… I had quite a productive day today, although you would never have thought so.
It didn’t take as long as it might have done to finish off everything, and I was in bed by about 22:45. However, despite the rumoured efficacy of this cough medicine that I’m taking just before going to bed, it took an age for me to actually go off to sleep.
And then, when I did, I awoke on several occasions, mainly due to the stabbing pain in my foot, and at one stage was even thinking about leaving the bed, but I soon dismissed that silly idea from my head.
When the alarm went off, I was fast asleep, and regrettably, I went back to sleep again, only to be awoken by the repeater alarm four minutes later. That’s something of a disaster, isn’t it?
It took an age to leave the bed too and I ended up running quite late this morning in consequence.
The first port of call was the bathroom, and then there was the kitchen to make my hot lemon, honey and ginger drink and to take my medication. And with all of this stuff for the cough, there’s quite a pile of it.
Back in here, I listened to the dictaphone and found, to my surprise, that there was something on there from when I crashed out yesterday afternoon. So that’s now transcribed and in place.
And then there was the rest of it.
No prizes for guessing from where this discussion about hillforts has come. And Bangor relates to a few visits I made there almost fifty years ago now. But I would have loved to know how it would have ended.
If I had a penny for every car under which I’d crawled in the past, I’d be typing these notes from the deck of a yacht in the Bahamas with floozies throwing grapes into my mouth.
But the silencer being wrongly installed does have a parallel – a “professional” installed a new exhaust on a car that my brother owned, and ever since then the handbrake didn’t work. When I looked underneath it, I saw that this “professional” had fitted the exhaust in the wrong place and it was blocking the handbrake cable.
Mark Carney, former governor of the Bank of England, is now Canada’s prime minister and he actually has been on a few trade missions around the World with the aim of finding a new market for all of the products that the USA buys.
The nurse turned up, in a hurry again so he didn’t stay long. When he’d gone, I could read some more of Mortimer Wheeler’s MAIDEN CASTLE .
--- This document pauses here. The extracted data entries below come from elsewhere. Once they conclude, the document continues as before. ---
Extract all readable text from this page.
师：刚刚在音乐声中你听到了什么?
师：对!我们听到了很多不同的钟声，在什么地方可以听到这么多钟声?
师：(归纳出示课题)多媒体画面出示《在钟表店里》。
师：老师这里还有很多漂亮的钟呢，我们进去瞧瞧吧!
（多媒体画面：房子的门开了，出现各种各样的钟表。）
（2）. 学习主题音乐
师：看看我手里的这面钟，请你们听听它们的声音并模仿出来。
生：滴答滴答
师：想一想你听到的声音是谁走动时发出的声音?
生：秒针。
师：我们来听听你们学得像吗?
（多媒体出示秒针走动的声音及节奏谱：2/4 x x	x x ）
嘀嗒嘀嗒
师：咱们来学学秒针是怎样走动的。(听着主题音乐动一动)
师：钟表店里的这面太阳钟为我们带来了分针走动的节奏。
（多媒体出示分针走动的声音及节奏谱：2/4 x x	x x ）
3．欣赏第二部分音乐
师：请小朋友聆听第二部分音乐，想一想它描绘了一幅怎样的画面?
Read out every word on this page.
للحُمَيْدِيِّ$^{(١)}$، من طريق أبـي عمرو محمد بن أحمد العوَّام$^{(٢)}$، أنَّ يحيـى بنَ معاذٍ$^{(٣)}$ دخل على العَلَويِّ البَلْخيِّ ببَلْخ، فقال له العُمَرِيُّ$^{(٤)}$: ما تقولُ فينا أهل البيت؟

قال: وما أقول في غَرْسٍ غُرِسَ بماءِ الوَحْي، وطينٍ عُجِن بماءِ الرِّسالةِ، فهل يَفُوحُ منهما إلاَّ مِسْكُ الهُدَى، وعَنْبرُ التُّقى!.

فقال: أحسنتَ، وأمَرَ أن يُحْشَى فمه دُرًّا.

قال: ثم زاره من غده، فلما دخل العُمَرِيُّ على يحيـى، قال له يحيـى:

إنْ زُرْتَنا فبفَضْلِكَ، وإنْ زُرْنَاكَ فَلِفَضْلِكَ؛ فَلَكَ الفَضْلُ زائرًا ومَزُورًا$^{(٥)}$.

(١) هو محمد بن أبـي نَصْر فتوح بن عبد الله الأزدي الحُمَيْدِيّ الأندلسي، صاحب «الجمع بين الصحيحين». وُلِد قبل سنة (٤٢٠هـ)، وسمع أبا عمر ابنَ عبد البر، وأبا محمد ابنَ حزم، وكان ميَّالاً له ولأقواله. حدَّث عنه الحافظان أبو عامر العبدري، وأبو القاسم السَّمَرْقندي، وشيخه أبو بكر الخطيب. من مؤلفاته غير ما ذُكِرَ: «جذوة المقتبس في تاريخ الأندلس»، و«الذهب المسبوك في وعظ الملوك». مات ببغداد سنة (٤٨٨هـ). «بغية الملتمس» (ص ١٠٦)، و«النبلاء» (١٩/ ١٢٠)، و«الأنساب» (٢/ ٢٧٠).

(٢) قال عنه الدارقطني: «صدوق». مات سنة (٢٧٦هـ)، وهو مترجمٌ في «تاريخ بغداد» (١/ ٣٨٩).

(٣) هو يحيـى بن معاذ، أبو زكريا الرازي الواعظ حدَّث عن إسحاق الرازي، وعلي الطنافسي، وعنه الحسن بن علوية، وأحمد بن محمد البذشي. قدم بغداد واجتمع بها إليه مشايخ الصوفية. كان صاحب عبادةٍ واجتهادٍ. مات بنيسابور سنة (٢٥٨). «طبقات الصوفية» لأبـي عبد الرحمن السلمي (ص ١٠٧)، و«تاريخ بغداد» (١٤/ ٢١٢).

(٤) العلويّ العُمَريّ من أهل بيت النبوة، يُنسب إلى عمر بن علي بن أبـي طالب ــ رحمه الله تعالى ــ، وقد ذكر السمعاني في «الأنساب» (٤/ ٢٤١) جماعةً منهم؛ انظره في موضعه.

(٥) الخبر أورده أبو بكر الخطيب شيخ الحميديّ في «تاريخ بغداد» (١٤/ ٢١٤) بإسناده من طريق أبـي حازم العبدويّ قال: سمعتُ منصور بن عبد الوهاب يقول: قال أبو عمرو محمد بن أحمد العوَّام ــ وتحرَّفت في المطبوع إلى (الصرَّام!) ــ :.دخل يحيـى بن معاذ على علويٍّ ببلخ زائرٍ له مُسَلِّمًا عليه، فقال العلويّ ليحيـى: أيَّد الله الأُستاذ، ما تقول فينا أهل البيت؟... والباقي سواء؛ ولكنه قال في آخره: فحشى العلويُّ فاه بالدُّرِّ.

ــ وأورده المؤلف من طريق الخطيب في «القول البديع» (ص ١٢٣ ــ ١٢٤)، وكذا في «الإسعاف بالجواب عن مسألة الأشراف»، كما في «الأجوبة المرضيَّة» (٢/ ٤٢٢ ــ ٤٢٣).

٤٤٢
We’ve finished pottery and have gone onto bones. And if his autopsies are correct (and there’s no reason why they shouldn’t be), many of the deceased in the “War Cemetery” do show signs of battle injury and hasty burial. One woman looks as if she’s had her hands tied behind her back and been executed.
There’s more talk about climate change too. He says that "The presence of Arianta arbustorum is important. During the damp period of the Early Bronze Age this species was common on the chalk hills of the south. With the incoming of drier conditions in the Middle Bronze Age this species became less common".
Back in here, I reviewed the radio programme that I should have sent off on Monday and sent it off today instead. And then I turned my attention to the current radio programme.
In the end, I found all of the music that I needed. It’s all now reformatted, remixed, re-edited, paired and segued, and I’ve even written all of the notes for it, except of course for the joining track.
There was an interruption for the guy who was coming to install the fibre-optic cable, except that he didn’t come.
Apparently, he told his head office that I was out, although I was glued to the window at the relevant time period. So I complained. And one thing that the technician doesn’t know is that his vehicle has a tracker installed in it, so when he returns to the office, he will have to explain why his van was parked up at the port outside a crèpe restaurant for one hour and thirty-eight minutes.
When I’d finished the radio notes, I had one or two rather urgent things to do, and then I went back into the kitchen to make some bread rolls and my leek, potato and mushroom soup.
It was totally delicious and there’s enough soup and bread rolls left over for tomorrow’s tea too.
Not right now, though, because I’m off to bed, ready to fight the good fight tomorrow.
But before I go, seeing as we have been talking about the Bank of England … "well, one of us has" – ed … there used to be a Bank of Crewe many years ago.
One day, a forger from Crewe went in and asked "can you change this eighteen-pound note, please? "
"Certainly" replied the cashier. "What would you like? Two nines or three sixes?"